As in other molluscs, the circulatory system of gastropods is open, with the fluid, or haemolymph, flowing through sinuses and bathing the tissues directly. The haemolymph typically contains haemocyanin, and is blue in colour.

==Circulation==

The heart is muscular and located in the anterior part of the visceral mass. In the great majority of species, it has two chambers; an auricle, which receives haemolymph from the gill or lung, and a ventricle, which pumps it into the aorta. However, some primitive gastropods possess two gills, each supplying its own auricle, so that their heart has three chambers.

The aorta is relatively short, and soon divides into two main vessels, one supplying the visceral mass, and the other supplying the head and foot. In some groups, these two vessels arise directly from the heart, so that the animal may be said to have two aortas. These two vessels in turn divide into many finer vessels throughout the body, and deliver haemolymph to open arterial sinuses where it bathes and oxygenates the tissues.

De-oxygenated haemolymph drains into a large venous sinus within the head and foot, which contains the nephridium, an excretory organ with a function similar to that of the vertebrate kidney. From here it passes into vessels within the gill, or into the capillary network of the pulmonate lung, before returning to the heart.
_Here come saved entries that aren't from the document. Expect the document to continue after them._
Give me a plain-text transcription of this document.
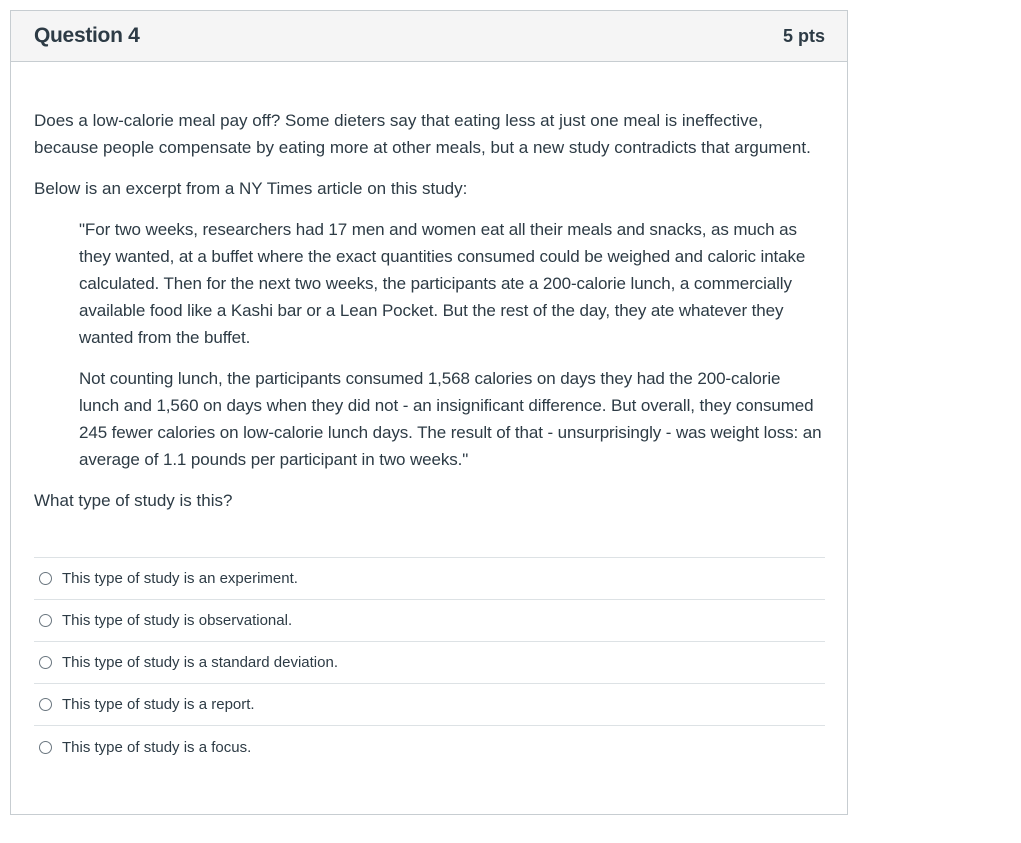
Question 4	5 pts

Does a low-calorie meal pay off? Some dieters say that eating less at just one meal is ineffective, because people compensate by eating more at other meals, but a new study contradicts that argument.

Below is an excerpt from a NY Times article on this study:

"For two weeks, researchers had 17 men and women eat all their meals and snacks, as much as they wanted, at a buffet where the exact quantities consumed could be weighed and caloric intake calculated. Then for the next two weeks, the participants ate a 200-calorie lunch, a commercially available food like a Kashi bar or a Lean Pocket. But the rest of the day, they ate whatever they wanted from the buffet.

Not counting lunch, the participants consumed 1,568 calories on days they had the 200-calorie lunch and 1,560 on days when they did not - an insignificant difference. But overall, they consumed 245 fewer calories on low-calorie lunch days. The result of that - unsurprisingly - was weight loss: an average of 1.1 pounds per participant in two weeks."

What type of study is this?

This type of study is an experiment.
This type of study is observational.
This type of study is a standard deviation.
This type of study is a report.
This type of study is a focus.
In some genera, such as the large marine snail Busycon, the main anterior artery (which supplies the head and foot) includes an enlarged muscular region. This structure is effectively a secondary heart, and probably helps to maintain blood pressure in the vessels of the head.

==Haemolymph==

Because of the open circulatory system of gastropods and other molluscs, there is no clear distinction between the blood and the lymph, or interstitial fluid. As a result, the circulatory fluid is commonly referred to as haemolymph, rather than blood.

The majority of gastropods have haemolymph containing the respiratory pigment haemocyanin. This is a copper-containing protein that helps to carry oxygen, and gives the haemolymph a pale blue colour. In the freshwater Planorbid snails, however, the haemocyanin is replaced by haemoglobin, and thus their haemolymph is red rather than blue. Some gastropods, such as the sea hare Aplysia, appear to lack respiratory pigments altogether.

Regardless of whether they employ haemocyanin or haemoglobin, the pigments are dissolved directly in the serum, with no equivalent of the red blood cells found in mammals. However, the haemolymph does contain amoebocytes, which may have a role in the immune system.